3D scans are practical but not yet feasible

By Ian Yu | May 9, 2013

3D printing is now starting to get into the realm of manufacturers, yet still retains a certain hobbyist appeal, so getting a design might get a little easier with an equivalent scanner. Currently there are two companies looking to break ground in the mass adoption of 3D scanning: Makerbot with their Digitizer Desktop 3D Scanner and Matterform with their Photon 3D Scanner.

For the uninitiated, 3D printing works similar to your regular inkjet printer, putting ink onto a paper based on the file you want to print. Just as you have PDFs, JPEGs and TIFFs to print out a document or an image, 3D printers have several file formats that tell them where to put their ink, except instead of ink they can use plastic or another material with three-dimensional capabilities and they aren’t limited to the confines of a two-dimensional piece of paper.
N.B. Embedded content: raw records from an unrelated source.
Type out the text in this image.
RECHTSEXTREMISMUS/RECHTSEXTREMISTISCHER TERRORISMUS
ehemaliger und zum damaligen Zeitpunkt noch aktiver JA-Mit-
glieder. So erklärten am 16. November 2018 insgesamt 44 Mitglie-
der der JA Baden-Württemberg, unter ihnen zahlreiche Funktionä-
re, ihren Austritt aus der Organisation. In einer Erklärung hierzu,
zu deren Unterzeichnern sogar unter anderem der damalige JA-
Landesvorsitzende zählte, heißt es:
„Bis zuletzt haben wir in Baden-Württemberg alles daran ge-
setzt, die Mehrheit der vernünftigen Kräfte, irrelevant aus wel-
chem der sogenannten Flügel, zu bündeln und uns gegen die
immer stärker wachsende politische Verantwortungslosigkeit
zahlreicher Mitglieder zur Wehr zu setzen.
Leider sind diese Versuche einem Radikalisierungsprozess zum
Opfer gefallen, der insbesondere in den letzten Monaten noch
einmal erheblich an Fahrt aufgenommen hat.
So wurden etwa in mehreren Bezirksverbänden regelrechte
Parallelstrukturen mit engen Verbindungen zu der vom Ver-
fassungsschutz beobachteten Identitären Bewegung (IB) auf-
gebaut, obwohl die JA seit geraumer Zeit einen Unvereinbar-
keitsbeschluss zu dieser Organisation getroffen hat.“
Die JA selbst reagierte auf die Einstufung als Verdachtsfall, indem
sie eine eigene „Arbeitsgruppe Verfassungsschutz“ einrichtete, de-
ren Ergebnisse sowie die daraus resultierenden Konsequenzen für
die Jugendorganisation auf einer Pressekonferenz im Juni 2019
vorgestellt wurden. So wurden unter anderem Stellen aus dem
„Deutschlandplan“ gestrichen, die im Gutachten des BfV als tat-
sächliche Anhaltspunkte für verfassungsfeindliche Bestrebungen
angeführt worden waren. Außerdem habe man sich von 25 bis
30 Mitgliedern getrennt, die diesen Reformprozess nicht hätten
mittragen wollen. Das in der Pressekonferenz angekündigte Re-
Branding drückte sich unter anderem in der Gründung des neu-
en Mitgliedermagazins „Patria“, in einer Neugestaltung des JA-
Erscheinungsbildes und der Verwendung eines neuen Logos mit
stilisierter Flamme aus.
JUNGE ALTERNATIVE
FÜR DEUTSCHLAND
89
Just as scanners can digitize an image into any one of those file formats, the scanners from Makerbot and Matterform set out to do the same in the 3D file formats. Makerbot has had success in the 3D printing sector and has only offered a glimpse of what the scanner will do, namely digitize your object of choice. In contrast, Matterform just started up and relied on the crowdsourcing site Indiegogo to raise its funds towards a ship date of November of this year.

While 3D printing has gotten a lot of popular attention lately, the scanning side has only received a portion of the spotlight because of Makerbot’s and Matterfrom’s attempts to bring 3D scanning to a much larger market. Other companies already have built 3D scanners for more “professional” users, although they have not yet achieved a marketable price, with one device reportedly costing over $20,000 just four years ago. On top of that, these earlier scanners were not geared towards a generation of 3D printers meant for the hands of the public at large, or even individuals willing to shell out some good money for these gadgets.
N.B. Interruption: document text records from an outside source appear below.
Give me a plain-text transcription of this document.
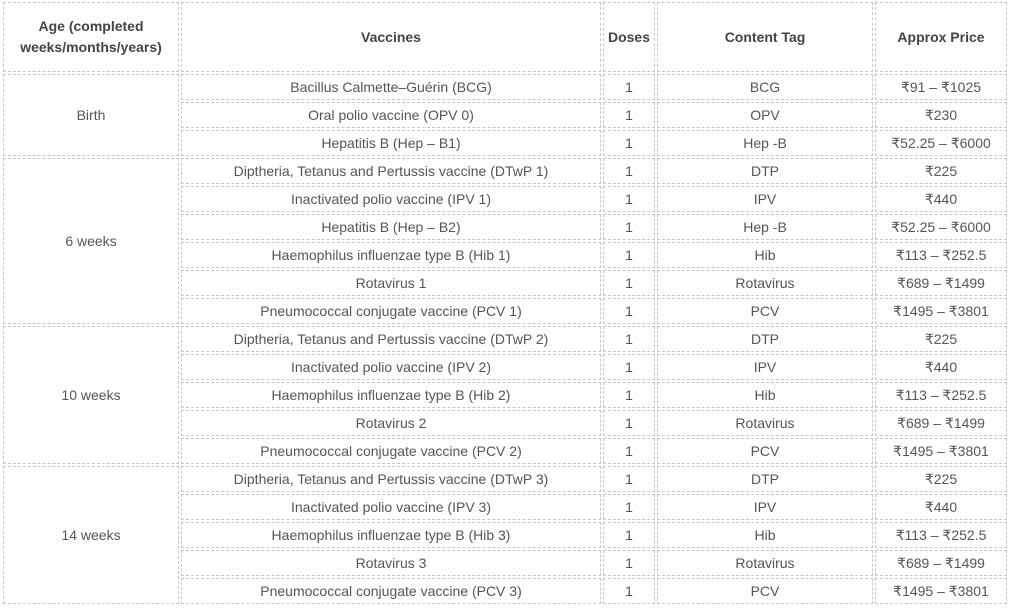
Age (completed weeks/months/years)	Vaccines	Doses	Content Tag	Approx Price
Birth	Bacillus Calmette–Guérin (BCG)	1	BCG	₹91 – ₹1025
	Oral polio vaccine (OPV 0)	1	OPV	₹230
	Hepatitis B (Hep – B1)	1	Hep -B	₹52.25 – ₹6000
6 weeks	Diptheria, Tetanus and Pertussis vaccine (DTwP 1)	1	DTP	₹225
	Inactivated polio vaccine (IPV 1)	1	IPV	₹440
	Hepatitis B (Hep – B2)	1	Hep -B	₹52.25 – ₹6000
	Haemophilus influenzae type B (Hib 1)	1	Hib	₹113 – ₹252.5
	Rotavirus 1	1	Rotavirus	₹689 – ₹1499
	Pneumococcal conjugate vaccine (PCV 1)	1	PCV	₹1495 – ₹3801
10 weeks	Diptheria, Tetanus and Pertussis vaccine (DTwP 2)	1	DTP	₹225
	Inactivated polio vaccine (IPV 2)	1	IPV	₹440
	Haemophilus influenzae type B (Hib 2)	1	Hib	₹113 – ₹252.5
	Rotavirus 2	1	Rotavirus	₹689 – ₹1499
	Pneumococcal conjugate vaccine (PCV 2)	1	PCV	₹1495 – ₹3801
14 weeks	Diptheria, Tetanus and Pertussis vaccine (DTwP 3)	1	DTP	₹225
	Inactivated polio vaccine (IPV 3)	1	IPV	₹440
	Haemophilus influenzae type B (Hib 3)	1	Hib	₹113 – ₹252.5
	Rotavirus 3	1	Rotavirus	₹689 – ₹1499
	Pneumococcal conjugate vaccine (PCV 3)	1	PCV	₹1495 – ₹3801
3D Printers are still in the price neighborhood of $1000 to $2000, but Matterform will probably set an early benchmark for other manufacturers by marketing their scanner in the $400 to $600 range during their crowdsourcing phase. This will put pressure on Makerbot to either deliver a scanner that can match that price range or deliver something extra. Integration with a printer, like the ubiquitous inkjet all-in-ones that a lot of college students personally use, is probably way too soon to be a viable ploy.

First they’ll need to tackle the more fundamental question that shapes the challenge of any similarly new technology: what exactly is the promise of 3D scanning? Well, as one might imagine, using the scanner in conjunction with a printer will make it easy to duplicate another reasonably sized object visually, although a clay garden gnome will probably wind up being printed in a vastly different material.

In their video pitch, Matterform’s co-founders Adam Brandejs and Drew Cox suggest that this allows for the design of a 3D printable object using tools in the three-dimensional world, such as sculpting a model that can be scanned into a computer. They show a sculpted model being scanned into a file that encodes the surface as a collection of points, which can subsequently turned into a mesh surface for digital visualization before printing the design. Presently, most designs for the 3D printer are made on the computer, creating a challenge for true appreciation of the full design before it is printed.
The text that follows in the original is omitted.